Citing an excellent and informative 2013 article by Prof. Arthur Miller (available here), which notes that the federal rules were first promulgated to create better opportunities for litigants to have their cases decided on their merits, Kopf echoes Miller's concern that judges have expanded the use of procedural defenses and mechanisms so that more and more cases are dismissed (or, in my experience, settled under pressure), and that far fewer cases reach a jury. The linchpin of these mechanisms is the notion that the court can decide whether factual disputes are so obviously one-sided that no reasonable jury could have found for the other side. This permits a judge to not only decide that that facts should be decided in favor of X, but to also decide as to how all sorts of people from the community in question would also evaluate the evidence or weigh the witnesses' credibility.
This brings Kopf to ask, what is a "reasonable jury," and to endorse a call for a re-examination of the standard. This call for clarity was most recently issued by Prof.
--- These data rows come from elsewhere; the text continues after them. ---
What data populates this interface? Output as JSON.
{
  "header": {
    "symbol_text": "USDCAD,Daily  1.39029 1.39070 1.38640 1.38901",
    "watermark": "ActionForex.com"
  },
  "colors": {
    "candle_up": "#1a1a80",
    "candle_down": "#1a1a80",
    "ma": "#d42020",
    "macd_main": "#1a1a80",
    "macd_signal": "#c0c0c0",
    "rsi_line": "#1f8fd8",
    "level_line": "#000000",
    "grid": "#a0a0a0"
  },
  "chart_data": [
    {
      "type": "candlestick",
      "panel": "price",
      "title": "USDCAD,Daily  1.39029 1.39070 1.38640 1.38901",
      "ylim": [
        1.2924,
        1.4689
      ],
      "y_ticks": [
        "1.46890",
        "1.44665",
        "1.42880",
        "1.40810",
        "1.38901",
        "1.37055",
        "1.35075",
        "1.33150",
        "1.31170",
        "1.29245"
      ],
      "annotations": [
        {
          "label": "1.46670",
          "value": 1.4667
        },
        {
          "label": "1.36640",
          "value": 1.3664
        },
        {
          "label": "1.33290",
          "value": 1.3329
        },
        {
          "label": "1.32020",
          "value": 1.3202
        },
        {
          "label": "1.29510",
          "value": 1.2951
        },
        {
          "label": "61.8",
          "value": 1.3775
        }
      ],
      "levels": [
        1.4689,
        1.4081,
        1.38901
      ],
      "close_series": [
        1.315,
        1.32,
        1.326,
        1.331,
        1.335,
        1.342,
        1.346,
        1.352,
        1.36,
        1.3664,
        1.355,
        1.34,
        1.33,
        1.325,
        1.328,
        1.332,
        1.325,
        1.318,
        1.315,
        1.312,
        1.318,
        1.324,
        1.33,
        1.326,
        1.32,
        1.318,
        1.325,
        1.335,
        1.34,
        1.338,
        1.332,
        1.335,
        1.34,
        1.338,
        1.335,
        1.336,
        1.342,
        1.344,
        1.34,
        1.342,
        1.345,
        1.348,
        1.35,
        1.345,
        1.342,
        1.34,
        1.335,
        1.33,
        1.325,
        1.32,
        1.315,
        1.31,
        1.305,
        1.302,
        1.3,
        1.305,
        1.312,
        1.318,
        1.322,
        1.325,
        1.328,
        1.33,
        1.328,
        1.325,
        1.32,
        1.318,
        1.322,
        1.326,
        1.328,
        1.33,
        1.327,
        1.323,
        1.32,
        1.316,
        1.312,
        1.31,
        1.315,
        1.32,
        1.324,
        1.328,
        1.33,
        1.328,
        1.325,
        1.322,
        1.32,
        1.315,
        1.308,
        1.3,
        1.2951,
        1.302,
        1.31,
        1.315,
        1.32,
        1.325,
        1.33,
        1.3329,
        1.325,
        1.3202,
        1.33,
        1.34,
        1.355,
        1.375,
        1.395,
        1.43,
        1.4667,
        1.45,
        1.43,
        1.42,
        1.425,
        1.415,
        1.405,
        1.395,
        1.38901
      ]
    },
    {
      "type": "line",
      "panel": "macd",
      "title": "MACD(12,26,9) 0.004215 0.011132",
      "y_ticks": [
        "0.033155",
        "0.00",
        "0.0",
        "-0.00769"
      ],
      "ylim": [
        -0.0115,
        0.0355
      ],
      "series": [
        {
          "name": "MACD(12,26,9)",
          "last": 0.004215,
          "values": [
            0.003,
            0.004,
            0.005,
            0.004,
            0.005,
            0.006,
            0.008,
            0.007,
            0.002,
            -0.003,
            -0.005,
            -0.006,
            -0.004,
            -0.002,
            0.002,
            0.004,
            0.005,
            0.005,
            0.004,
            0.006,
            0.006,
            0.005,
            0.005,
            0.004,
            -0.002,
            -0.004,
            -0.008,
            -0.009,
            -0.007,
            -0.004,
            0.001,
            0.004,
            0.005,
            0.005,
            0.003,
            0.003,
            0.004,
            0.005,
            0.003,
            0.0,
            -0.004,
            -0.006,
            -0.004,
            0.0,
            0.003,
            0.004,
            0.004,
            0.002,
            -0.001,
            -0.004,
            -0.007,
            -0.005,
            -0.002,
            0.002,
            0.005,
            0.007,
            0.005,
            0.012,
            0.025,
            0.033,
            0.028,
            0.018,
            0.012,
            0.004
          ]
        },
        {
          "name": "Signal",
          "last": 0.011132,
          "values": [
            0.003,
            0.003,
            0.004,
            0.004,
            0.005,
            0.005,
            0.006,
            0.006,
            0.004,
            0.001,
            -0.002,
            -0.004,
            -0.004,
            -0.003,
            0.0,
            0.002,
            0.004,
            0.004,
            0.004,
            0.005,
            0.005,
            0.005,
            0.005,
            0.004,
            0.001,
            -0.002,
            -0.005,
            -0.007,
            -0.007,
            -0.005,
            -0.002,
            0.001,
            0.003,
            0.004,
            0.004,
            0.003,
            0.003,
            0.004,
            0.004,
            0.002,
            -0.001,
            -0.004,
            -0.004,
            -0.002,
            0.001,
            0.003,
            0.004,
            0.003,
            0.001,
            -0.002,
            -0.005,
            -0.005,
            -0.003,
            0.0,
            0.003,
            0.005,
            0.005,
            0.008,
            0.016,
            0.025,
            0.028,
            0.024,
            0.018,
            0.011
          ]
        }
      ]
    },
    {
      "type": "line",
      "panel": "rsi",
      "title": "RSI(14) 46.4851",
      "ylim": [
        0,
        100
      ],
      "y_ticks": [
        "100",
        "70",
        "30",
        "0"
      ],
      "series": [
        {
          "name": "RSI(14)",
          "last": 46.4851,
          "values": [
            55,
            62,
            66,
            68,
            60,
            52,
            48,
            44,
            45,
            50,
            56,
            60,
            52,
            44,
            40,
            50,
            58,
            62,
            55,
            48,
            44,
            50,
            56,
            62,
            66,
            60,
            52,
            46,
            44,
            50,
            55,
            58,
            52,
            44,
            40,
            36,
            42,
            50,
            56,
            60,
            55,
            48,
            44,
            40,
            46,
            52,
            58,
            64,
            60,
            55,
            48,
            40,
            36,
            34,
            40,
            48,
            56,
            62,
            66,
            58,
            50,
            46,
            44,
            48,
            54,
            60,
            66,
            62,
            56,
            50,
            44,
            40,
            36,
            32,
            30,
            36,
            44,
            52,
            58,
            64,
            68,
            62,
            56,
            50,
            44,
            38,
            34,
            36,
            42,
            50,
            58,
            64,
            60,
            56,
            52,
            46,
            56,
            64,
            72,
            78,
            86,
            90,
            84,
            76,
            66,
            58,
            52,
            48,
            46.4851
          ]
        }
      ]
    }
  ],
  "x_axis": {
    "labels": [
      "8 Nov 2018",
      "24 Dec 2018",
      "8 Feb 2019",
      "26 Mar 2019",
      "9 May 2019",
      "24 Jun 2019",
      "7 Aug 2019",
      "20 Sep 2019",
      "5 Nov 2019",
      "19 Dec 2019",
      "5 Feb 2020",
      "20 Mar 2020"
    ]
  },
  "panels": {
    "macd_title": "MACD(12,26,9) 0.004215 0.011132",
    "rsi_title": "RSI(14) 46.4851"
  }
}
Suja Thomas, in her article, "Summary Judgment and the Reasonable Jury Standard." Using the awful 2007 Supreme Court decision in Scott v. Harris as a guidepost, Thomas articulates how judicial bias infects the examination into how a "reasonable juror" might see the evidence presented. By law, if a jury could conceivably find for one side or the other, the judge is foreclosed from deciding factual disputes; in actuality, judicial bias may limit a court's ability to determine what an abstract panel might do, which can result in the dismissal of cases where a jury may have returned a plaintiff's verdict.
The Scott case is a useful example of judicial hubris. There, the plaintiff led police officers a high speed chase, which one officer eventually ended by ramming plaintiff's car, causing it to go over an embankment, and leaving plaintiff paralyzed. The plaintiff sued, claiming the officer's actions were excessive force. Much of the chase was captured on video tape. The district court, and subsequently, the appellate court, concluded that whether the force used was excessive was a factual question that only a jury could determine. The Supreme Court (8 to 1) found differently, concluding that it was so obviously ok for the officer to do what he did, that no reasonable jury could have found otherwise. In his dissent, Justice Stevens points out the obvious: that the fact that the factual question could so divide so many judges was ample evidence that a reasonable jury could be equally divided, meaning that a jury could well come back with a plaintiff's verdict. No matter; the parchment dictating the outlying scope of what a reasonable collection of community members might make of the factual evidence was brought down from Mount Olympus and the case dismissed without further ado.
In the world of police misconduct litigation, attorneys must predict how judges will view the factual disputes in our cases, and guess whether a judge's preference for one side over the other will be so great that the court will ultimately decide that it would be "unreasonable" to see things differently. It is a judge by judge, case by case analysis, of course. But there is no escaping the reality acknowledged by Kopf, Thomas, and Miller, which is that the courts are slowly choking off a plaintiff's ability to get his case before a jury.